What resulted remained for decades. Wages for Black people, initially non-existent or very low, stayed depressed. Aspiring Black landowners met resistance, eventually at the hands even of New Deal officials. Because the methods of exploitation available to southern overlords, sharecropping, and the convict-leasing system, were less profitable than those available to northern capitalists, the material value of southern Blacks was low.
Most Black people were barred from occupying a sustainable niche in the productive apparatus of the U.S. economy. They’ve verged on the irrelevant, remaining as a “residue,” at risk of being disposed of.
Nevertheless, the U.S. political system has been open enough to allow many Black people to find remunerative work, elevate their social-class status, and be safe. Even Black workers defied expectations: in 1950, 43% of Black men in Michigan were working in the auto industry, according to page 181 of People vs. Profits by Victor Perlo.
The argument here has centered on social-class difference. But racism, which operates as a means for imposing differentiation among humans, also had a part. The notion of racism elaborated by political scientist Adolph Reed Jr. is relevant. Reed explains that racism showed up historically as a tool devised by oppressors for dealing with social conflict. He claims that white settlers and other exploiters configured differences among humans—physical, cultural, and religious plus others fashioned out of upper-class snobbery—into an all-embracing concept of race. They thus gained the ability to weaponize inequalities within human society, the better to enforce oppression.

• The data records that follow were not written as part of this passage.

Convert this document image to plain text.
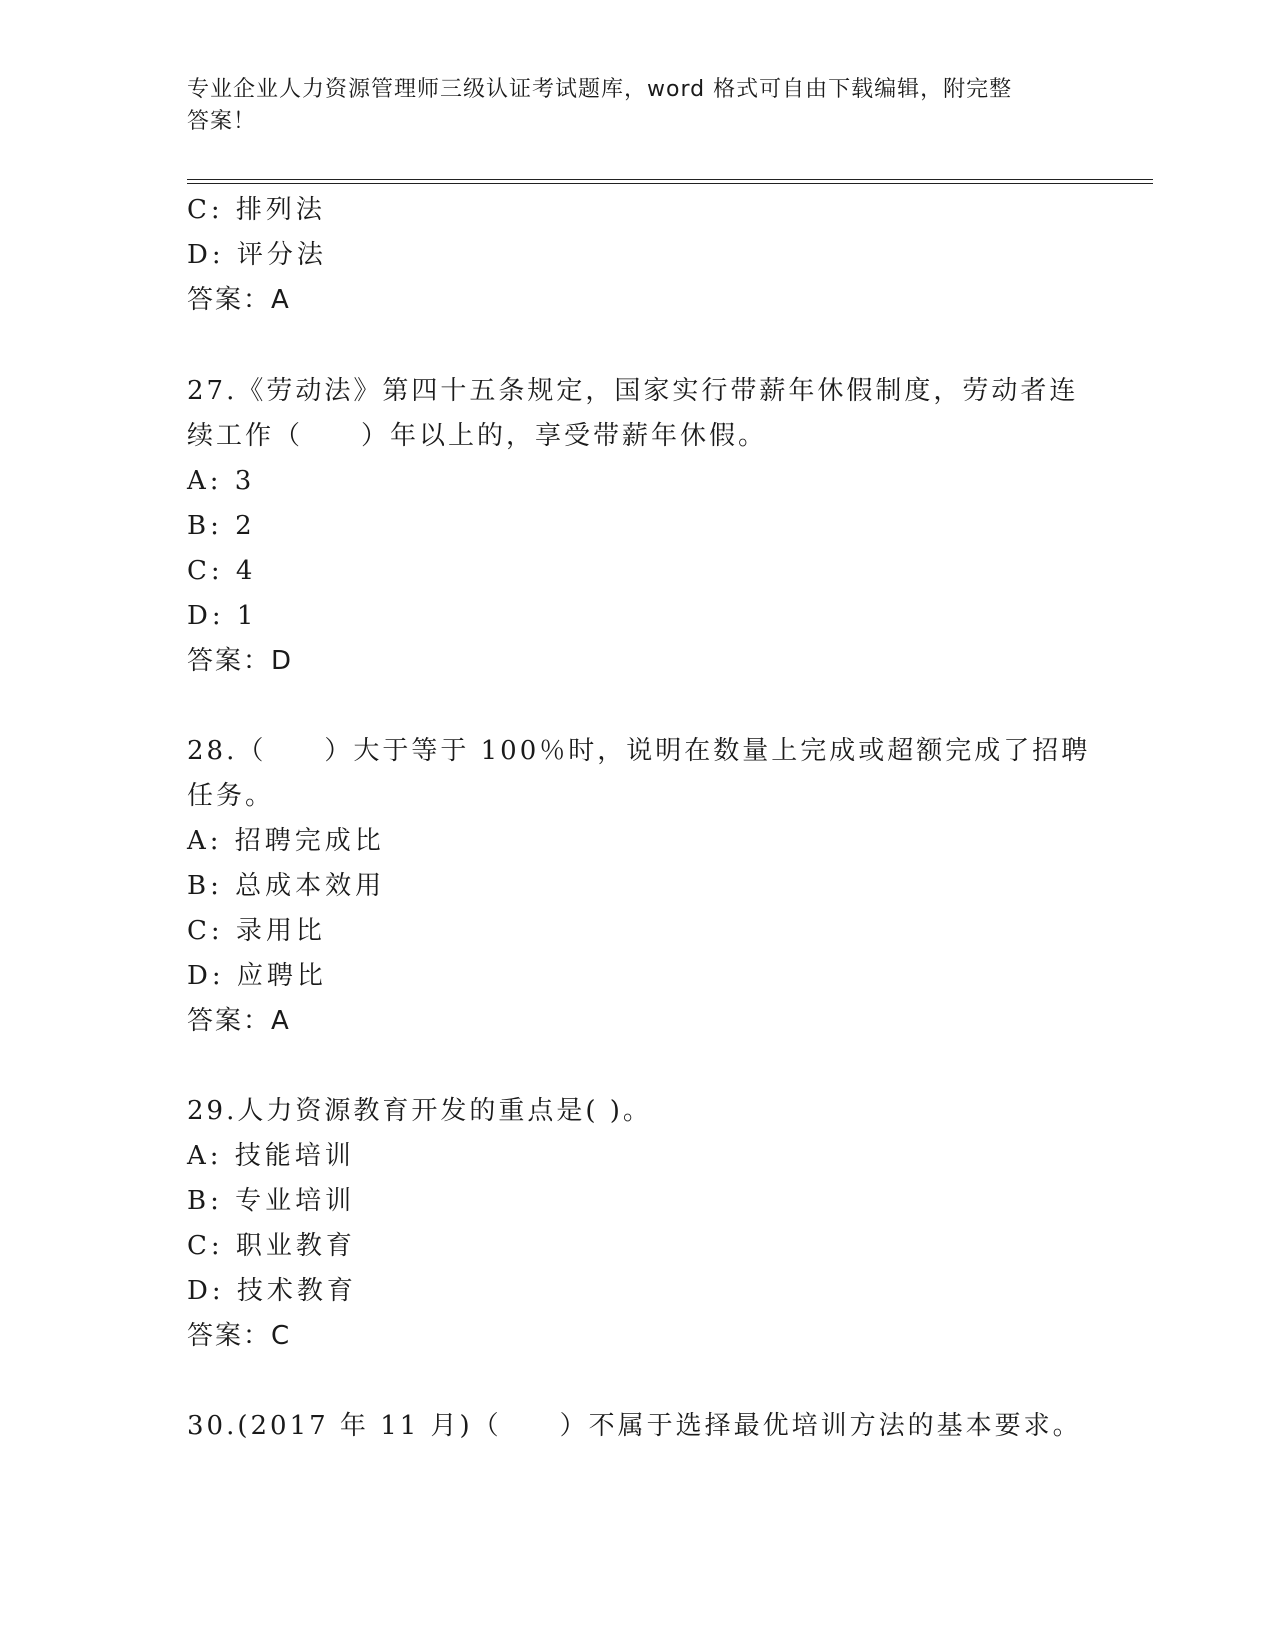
专业企业人力资源管理师三级认证考试题库，word 格式可自由下载编辑，附完整
答案！
C: 排列法
D: 评分法
答案：A
27.《劳动法》第四十五条规定，国家实行带薪年休假制度，劳动者连
续工作（　　）年以上的，享受带薪年休假。
A: 3
B: 2
C: 4
D: 1
答案：D
28.（　　）大于等于 100％时，说明在数量上完成或超额完成了招聘
任务。
A: 招聘完成比
B: 总成本效用
C: 录用比
D: 应聘比
答案：A
29.人力资源教育开发的重点是( )。
A: 技能培训
B: 专业培训
C: 职业教育
D: 技术教育
答案：C
30.(2017 年 11 月)（　　）不属于选择最优培训方法的基本要求。
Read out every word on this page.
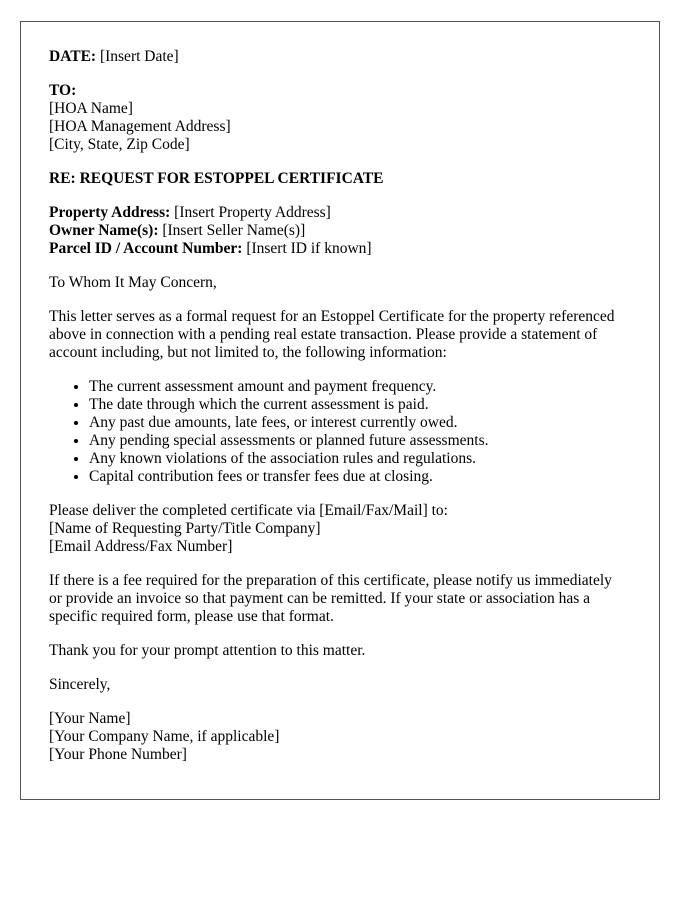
DATE: [Insert Date]
TO:
[HOA Name]
[HOA Management Address]
[City, State, Zip Code]
RE: REQUEST FOR ESTOPPEL CERTIFICATE
Property Address: [Insert Property Address]
Owner Name(s): [Insert Seller Name(s)]
Parcel ID / Account Number: [Insert ID if known]
To Whom It May Concern,
This letter serves as a formal request for an Estoppel Certificate for the property referenced
above in connection with a pending real estate transaction. Please provide a statement of
account including, but not limited to, the following information:
• The current assessment amount and payment frequency.
• The date through which the current assessment is paid.
• Any past due amounts, late fees, or interest currently owed.
• Any pending special assessments or planned future assessments.
• Any known violations of the association rules and regulations.
• Capital contribution fees or transfer fees due at closing.
Please deliver the completed certificate via [Email/Fax/Mail] to:
[Name of Requesting Party/Title Company]
[Email Address/Fax Number]
If there is a fee required for the preparation of this certificate, please notify us immediately
or provide an invoice so that payment can be remitted. If your state or association has a
specific required form, please use that format.
Thank you for your prompt attention to this matter.
Sincerely,
[Your Name]
[Your Company Name, if applicable]
[Your Phone Number]
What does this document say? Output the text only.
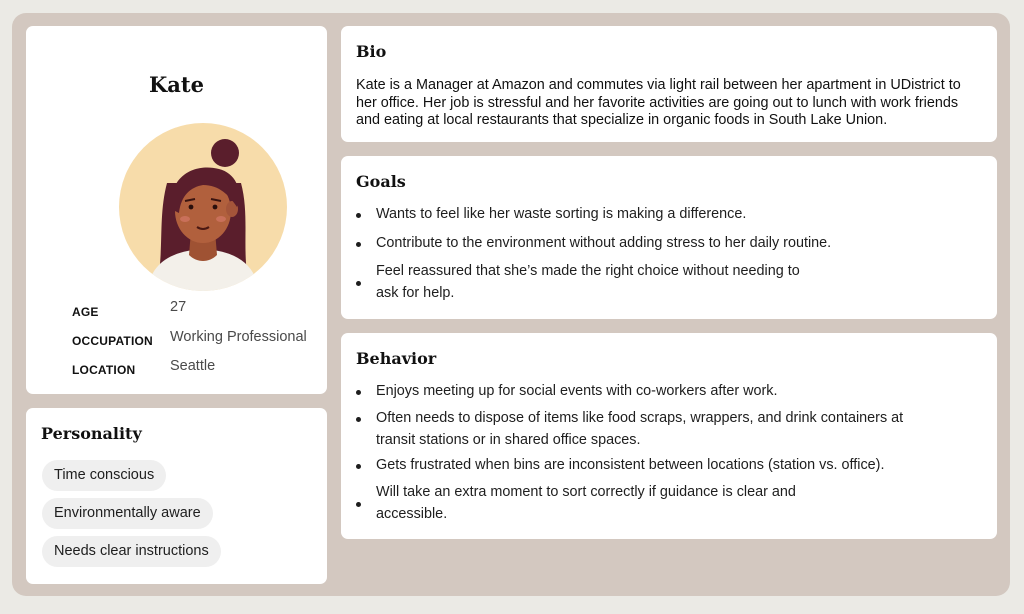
Kate
AGE	27
OCCUPATION Working Professional
LOCATION Seattle
Personality
Time conscious
Environmentally aware
Needs clear instructions
Bio
Kate is a Manager at Amazon and commutes via light rail between her apartment in UDistrict to
her office. Her job is stressful and her favorite activities are going out to lunch with work friends
and eating at local restaurants that specialize in organic foods in South Lake Union.
Goals
Wants to feel like her waste sorting is making a difference.
Contribute to the environment without adding stress to her daily routine.
Feel reassured that she’s made the right choice without needing to
ask for help.
Behavior
Enjoys meeting up for social events with co-workers after work.
Often needs to dispose of items like food scraps, wrappers, and drink containers at
transit stations or in shared office spaces.
Gets frustrated when bins are inconsistent between locations (station vs. office).
Will take an extra moment to sort correctly if guidance is clear and
accessible.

One example: southern elites, from Reconstruction on, arranged for Blacks and the white underclass to be at each other’s throats. Their northern counterparts did likewise, leaving it so that Blacks and whites don’t easily unite in common struggle.
Racism serves as an adjunct to classed-based oppression. Causing pain, racism works for maintaining social-class boundaries. The combination of the two has resulted in Black people being relegated to a generally precarious role within U.S. society and remaining vulnerable to lethal violence.
Some basic ideas, no less true for being platitudinous, may suffice to conclude this effort. One, an injury to one is an injury to all. Two, ruling class prerogatives and oppression travel in the same lane. Three, dedication to equality, radical or otherwise, does matter.
Anti-colonialist intellectual and activist Franz Fanon has the last word: “For my part, the deeper I enter into the cultures and the political circles the surer I am that the great danger that threatens Africa is the absence of ideology.” You need to replace “Africa” with “USA.”